A: The 43 yo client post-op following laparoscopic cholecystectomy is not at high risk for falls compared to the amputee.
B: The 61 yo client being admitted for telemetry to rule out MI does not necessarily have a higher fall risk than the amputee.
C: The 50 yo client post-op following open reduction internal fixation of ankle may have mobility limitations but is not as high risk for falls as the amputee.
Nurse planning diversionary activities for children on peds unit. Which should nurse incorporate as appropriate play activities for school-age children? (Select all that apply.)
- A. Building models
- B. Playing video games
- C. Reading books
- D. Using toy carpentry tools
- E. Shaping modeling clay
Correct Answer: A,B,C
Rationale: The correct answers are A, B, and C. Building models (A) can enhance creativity and fine motor skills. Playing video games (B) can provide entertainment and cognitive stimulation. Reading books (C) promotes literacy and imagination. Using toy carpentry tools (D) may pose safety risks. Shaping modeling clay (E) is more suitable for younger children. No other choices are as developmentally appropriate and beneficial for school-age children as building models, playing video games, and reading books.

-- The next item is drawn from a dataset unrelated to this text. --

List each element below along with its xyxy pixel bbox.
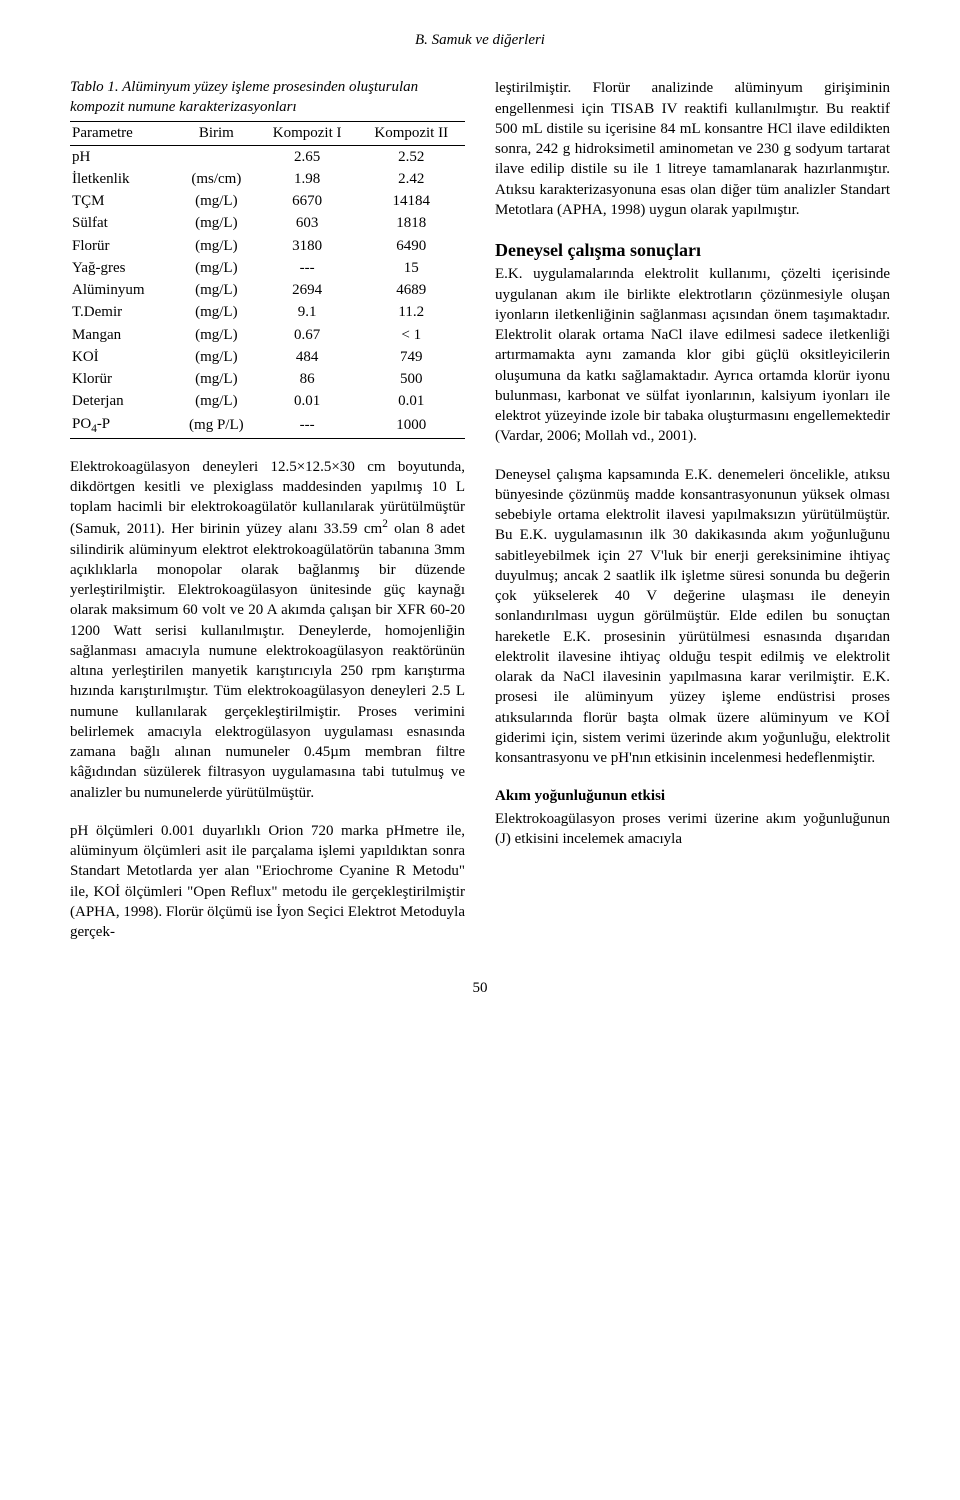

Nurse observes assistive personnel (AP) reprimanding a client for not using urinal properly. The AP tells him she will put a diaper on him if he doesn't use urinal more carefully next time. Which of the following torts is AP committing?
- A. Assault
- B. Battery
- C. False imprisonment
- D. Invasion of privacy
Correct Answer: A
Rationale: The correct answer is A: Assault. Assault is the intentional act that causes another person to fear that they will be touched in a harmful or offensive manner. In this scenario, the AP's threat to put a diaper on the client if he doesn't use the urinal properly next time is an intentional act that instills fear in the client. This threat constitutes assault because it creates a reasonable apprehension of harmful or offensive contact.
Choice B (Battery) involves actual physical contact without consent, which is not present in this scenario. Choice C (False imprisonment) involves restricting someone's freedom of movement, which is not evident here. Choice D (Invasion of privacy) pertains to disclosing private information, which is not the issue at hand. Therefore, the correct answer is A as it best aligns with the scenario presented.
Nurse reviewing CDC's immunization recommendations with parents of adolescent. Which should nurse include in this discussion?
- A. "rotavirus"
- B. varicella
- C. herpes zoster
- D. HPV
- E. seasonal influenza
Correct Answer: B, D, E
Rationale: The correct answers are B (varicella), D (HPV), and E (seasonal influenza) because these are recommended immunizations for adolescents by the CDC. Varicella vaccine protects against chickenpox, HPV vaccine prevents certain types of cancers, and seasonal influenza vaccine helps prevent the flu. Rotavirus (A) is typically given to infants, not adolescents. Herpes zoster (C) is recommended for older adults, not adolescents.